More worrying was the fact that there appeared to be no standard format as to how EHC plans should look (unlike Statements which have a standard format set out by law). This could even lead to the possibility that there could 148 different formats with each LA deciding how their EHC plan should look.
Whilst having high aspirations for children/young people is always a good thing, there was also concern expressed that, as there was no presumption that an EHC plan would continue until a young person reaches 25, but only if the ‘outcomes’ for them on their EHC plan were still to be achieved, some LAs might then be reluctant to put high achieving outcomes on EHC plans as otherwise they would have to fund the support in it until the young person was 25. This was again seen cynically.
The Draft Code was almost universally ‘rubbished’ by parental organisations with one (IPSEA) even using the Education Select Committee’s wording back in 2006 in relation to the current SEN framework saying that it was ‘not fit for purpose’.
I do not have a crystal ball to be able to look into the future and see what will happen in September 2014, so please forgive me, as I will just need to hazard my best guess at this stage.
With just six months to go, I am not sure if there is going to be time realistically to re-write and re-consult on a new Draft Code of Practice.
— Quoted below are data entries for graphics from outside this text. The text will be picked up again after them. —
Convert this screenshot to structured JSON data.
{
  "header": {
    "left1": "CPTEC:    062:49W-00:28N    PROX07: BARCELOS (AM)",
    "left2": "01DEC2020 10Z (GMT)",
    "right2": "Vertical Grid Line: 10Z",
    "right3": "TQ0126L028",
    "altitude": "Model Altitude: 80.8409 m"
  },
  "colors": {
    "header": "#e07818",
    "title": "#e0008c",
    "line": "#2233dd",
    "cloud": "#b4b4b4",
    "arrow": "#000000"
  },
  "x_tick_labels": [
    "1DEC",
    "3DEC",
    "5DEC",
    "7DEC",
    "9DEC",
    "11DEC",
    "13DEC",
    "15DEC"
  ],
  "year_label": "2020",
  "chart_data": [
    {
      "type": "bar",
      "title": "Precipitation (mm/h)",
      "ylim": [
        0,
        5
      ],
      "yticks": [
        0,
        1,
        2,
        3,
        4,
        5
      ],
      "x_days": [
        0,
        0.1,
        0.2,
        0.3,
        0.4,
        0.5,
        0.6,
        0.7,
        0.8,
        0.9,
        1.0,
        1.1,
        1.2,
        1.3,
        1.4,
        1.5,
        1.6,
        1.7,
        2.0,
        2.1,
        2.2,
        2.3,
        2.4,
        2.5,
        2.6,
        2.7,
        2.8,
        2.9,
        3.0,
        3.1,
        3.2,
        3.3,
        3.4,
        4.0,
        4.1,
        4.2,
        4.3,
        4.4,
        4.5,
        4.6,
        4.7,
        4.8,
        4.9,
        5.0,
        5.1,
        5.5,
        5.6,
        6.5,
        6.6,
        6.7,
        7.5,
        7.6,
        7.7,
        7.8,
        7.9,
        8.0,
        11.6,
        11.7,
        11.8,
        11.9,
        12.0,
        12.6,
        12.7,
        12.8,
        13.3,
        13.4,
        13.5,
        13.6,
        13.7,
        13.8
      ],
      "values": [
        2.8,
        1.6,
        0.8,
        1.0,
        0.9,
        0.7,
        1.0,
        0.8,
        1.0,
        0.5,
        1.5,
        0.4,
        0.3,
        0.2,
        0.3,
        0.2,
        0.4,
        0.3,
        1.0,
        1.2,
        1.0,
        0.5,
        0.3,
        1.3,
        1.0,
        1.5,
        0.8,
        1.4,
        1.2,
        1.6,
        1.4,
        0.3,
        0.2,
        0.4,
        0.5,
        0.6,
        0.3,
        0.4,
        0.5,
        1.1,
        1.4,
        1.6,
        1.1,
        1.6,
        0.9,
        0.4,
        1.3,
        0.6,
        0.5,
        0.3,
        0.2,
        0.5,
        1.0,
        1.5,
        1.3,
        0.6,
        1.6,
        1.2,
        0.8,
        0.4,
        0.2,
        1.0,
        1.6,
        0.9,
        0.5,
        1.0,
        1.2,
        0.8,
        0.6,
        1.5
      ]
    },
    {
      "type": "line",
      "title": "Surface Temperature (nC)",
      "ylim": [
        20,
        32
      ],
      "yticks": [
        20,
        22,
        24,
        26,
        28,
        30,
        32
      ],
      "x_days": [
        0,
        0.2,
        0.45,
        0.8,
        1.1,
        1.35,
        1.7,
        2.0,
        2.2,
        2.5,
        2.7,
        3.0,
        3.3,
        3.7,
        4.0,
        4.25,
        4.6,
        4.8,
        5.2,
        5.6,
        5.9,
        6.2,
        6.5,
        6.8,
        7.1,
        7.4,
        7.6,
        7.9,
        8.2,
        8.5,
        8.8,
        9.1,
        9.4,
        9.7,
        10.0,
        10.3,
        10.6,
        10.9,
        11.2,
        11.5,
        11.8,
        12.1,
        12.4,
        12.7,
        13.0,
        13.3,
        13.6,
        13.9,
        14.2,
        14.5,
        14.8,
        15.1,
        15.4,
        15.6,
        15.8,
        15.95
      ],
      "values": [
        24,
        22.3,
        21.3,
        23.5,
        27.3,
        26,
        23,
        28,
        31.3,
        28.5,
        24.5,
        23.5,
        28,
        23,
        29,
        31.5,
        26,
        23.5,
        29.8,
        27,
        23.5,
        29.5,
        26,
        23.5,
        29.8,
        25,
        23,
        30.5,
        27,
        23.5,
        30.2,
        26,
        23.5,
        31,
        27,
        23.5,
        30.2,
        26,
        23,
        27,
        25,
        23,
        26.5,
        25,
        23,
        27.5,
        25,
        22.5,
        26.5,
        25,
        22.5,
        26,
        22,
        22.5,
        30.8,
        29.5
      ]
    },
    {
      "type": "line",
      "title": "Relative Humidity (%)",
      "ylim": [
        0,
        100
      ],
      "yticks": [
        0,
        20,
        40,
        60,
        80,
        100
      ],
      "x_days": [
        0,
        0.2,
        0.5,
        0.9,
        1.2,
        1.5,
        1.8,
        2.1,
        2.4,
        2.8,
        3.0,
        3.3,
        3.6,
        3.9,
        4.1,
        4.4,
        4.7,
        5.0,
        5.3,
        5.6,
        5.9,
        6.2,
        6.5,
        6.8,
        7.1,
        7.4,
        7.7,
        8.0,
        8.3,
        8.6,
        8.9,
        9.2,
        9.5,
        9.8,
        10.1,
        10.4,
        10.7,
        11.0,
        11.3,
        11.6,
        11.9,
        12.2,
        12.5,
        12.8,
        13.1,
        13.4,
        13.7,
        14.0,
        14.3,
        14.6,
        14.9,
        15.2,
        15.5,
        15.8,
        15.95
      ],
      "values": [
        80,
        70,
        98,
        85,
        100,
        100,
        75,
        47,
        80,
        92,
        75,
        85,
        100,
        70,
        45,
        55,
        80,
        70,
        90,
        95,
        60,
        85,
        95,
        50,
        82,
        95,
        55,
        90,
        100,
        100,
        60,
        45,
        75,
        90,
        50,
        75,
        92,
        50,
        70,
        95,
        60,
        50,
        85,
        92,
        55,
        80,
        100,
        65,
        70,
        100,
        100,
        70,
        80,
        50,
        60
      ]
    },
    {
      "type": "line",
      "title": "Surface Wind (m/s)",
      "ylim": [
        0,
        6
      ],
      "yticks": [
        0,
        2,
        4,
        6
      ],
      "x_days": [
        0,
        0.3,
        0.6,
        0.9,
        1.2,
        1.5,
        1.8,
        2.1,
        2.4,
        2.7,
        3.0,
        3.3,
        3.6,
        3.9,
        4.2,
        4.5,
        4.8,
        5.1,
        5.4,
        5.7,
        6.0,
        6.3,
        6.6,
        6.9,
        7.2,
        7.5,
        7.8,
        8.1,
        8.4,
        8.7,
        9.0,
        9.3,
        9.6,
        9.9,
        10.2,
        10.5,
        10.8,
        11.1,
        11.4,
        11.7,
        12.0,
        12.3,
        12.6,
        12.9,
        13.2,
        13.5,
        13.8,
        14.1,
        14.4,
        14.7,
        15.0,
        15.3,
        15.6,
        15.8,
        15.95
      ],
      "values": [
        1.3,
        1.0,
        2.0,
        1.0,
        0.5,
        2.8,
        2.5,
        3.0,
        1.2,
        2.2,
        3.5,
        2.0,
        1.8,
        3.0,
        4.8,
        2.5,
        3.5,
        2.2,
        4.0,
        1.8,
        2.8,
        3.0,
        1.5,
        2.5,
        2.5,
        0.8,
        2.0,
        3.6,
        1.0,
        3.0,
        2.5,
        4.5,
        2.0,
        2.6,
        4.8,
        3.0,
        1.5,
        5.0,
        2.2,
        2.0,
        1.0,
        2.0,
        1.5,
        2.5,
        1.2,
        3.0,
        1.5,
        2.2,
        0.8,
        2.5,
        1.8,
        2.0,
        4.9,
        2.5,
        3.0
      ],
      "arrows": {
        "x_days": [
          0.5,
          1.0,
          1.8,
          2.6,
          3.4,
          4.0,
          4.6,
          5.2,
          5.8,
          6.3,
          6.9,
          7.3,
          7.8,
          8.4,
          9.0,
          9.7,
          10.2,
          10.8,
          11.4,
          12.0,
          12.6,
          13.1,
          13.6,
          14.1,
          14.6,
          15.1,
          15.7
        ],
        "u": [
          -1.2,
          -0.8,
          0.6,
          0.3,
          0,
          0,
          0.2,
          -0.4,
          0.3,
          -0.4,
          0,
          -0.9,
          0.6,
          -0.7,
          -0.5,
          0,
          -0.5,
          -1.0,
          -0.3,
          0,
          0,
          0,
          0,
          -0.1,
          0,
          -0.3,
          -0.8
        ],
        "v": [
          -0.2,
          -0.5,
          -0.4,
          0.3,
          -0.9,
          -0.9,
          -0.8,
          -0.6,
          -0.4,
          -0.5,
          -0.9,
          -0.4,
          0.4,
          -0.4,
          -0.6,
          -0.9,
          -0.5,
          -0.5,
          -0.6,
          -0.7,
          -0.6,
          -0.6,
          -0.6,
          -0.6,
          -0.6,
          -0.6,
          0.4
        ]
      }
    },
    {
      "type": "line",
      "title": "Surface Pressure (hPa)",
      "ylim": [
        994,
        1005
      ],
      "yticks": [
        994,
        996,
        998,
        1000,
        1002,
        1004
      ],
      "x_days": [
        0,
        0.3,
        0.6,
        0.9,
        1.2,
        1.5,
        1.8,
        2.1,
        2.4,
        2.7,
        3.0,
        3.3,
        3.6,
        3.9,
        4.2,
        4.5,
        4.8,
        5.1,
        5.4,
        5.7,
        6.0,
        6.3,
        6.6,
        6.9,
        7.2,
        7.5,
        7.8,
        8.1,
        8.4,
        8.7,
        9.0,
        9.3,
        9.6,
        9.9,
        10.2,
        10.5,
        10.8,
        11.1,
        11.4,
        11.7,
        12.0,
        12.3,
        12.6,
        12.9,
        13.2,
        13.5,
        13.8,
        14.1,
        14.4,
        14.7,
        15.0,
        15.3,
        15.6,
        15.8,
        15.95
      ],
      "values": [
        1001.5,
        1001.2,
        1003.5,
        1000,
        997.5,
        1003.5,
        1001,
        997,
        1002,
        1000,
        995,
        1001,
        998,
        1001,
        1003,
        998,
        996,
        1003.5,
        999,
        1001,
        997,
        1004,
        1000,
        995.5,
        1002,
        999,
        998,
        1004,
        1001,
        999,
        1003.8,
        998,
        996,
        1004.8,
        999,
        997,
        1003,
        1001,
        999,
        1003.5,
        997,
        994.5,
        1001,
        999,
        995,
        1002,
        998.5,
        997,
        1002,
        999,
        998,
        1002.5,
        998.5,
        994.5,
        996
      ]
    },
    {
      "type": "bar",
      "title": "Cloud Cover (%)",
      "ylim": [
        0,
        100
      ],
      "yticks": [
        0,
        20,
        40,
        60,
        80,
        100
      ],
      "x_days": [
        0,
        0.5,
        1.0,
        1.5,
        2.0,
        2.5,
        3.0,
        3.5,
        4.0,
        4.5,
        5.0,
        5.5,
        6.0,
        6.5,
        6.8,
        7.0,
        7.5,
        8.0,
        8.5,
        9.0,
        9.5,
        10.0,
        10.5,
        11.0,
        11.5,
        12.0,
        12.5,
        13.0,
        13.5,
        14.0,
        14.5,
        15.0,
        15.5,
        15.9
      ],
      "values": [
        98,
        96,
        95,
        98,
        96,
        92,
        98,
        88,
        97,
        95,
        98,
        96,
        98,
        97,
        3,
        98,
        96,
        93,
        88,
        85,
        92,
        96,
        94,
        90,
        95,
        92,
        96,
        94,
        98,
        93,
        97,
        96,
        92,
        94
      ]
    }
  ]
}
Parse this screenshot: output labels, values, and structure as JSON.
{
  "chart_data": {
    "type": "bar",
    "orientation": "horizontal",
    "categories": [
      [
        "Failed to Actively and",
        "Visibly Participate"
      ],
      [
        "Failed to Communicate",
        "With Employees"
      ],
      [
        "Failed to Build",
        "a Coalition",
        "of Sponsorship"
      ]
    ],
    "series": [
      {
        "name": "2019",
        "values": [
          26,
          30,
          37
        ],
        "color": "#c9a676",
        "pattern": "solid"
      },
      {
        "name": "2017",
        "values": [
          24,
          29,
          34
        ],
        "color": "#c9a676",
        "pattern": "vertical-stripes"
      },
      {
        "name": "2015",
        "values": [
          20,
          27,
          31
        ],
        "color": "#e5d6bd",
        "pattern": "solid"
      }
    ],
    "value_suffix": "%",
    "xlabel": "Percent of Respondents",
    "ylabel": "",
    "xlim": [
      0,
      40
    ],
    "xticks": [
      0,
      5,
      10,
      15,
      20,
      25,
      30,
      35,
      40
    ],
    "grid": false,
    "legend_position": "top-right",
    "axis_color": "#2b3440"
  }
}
I am concerned that the current version does not give the basic principles or the proper guidance that it should to schools/LAs. Its language and structure also seems inaccessible to parents and young people with SEN, who are now supposed to be more involved in the whole SEN process. I am also worried that there is no clear, detailed and unambiguous framework for EHC plans and no national set of standards. I fear that this could again lead to another ‘postcode lottery’.
I am additionally concerned that obtaining evidence has not yet been completed, with there being 20 ‘Pathfinder’ pilot projects established over 31 LAs/Health Authorities already but who will only be reporting back their complete findings in September 2014 at the same time as the new law is implemented! That doesn’t sound good does it when you put it like that? In fact, some of these were only set up as late as September 2012 so the new system will not have been tried or tested enough. We may therefore not be ready for wholesale change. It doesn’t take a genius to work that one out, does it?
Probably the most pressing concern that I currently have is that there does not seem to be any clarity yet of the legal definition for ‘mental capacity’ in the Bill, the Draft Code or the Draft Regulations. We may find ourselves in the controversial position that, when a young person does turn 16, their parents’ legal right to engage with or challenge the LA may automatically transfer to them. This could result in parents being barred from continuing to act as advocates for their child. I truly hope that this does not happen.
There has always been an inherent tension in the law concerning SEN as parents, understandably, want the ‘best’ for their child whereas LAs only have to provide an ‘adequate’ education. Parents often say that LAs are short-sighted as less provision now may be less cost now but more cost to the State in the future, whereas more provision now may be more cost now but less cost to the State in the future. There are many things about the new law that I believe will help parents, particularly in hopefully making it easier to get children with EHC plans into their preferred special school. However, I am concerned that it will now also become much harder for parents (and others) to get EHC assessments/plans in the first place.
Finally, I am concerned about where all the funding for everything is going to come from, given that there has been such as squeeze on everyone’s finances for the past few years.
Let me conclude; I have found myself pointing out to people in recent months that, although we have had our current SEN framework for 30 years now, I feel that it was only by about year 15-20 that we started to get the proper hang of it. Understandably, we do not find want to find ourselves in the same position again with a new SEN framework.
One question keeps popping into my head:
“Will EHC plans just be Statements by another name but now until 25?”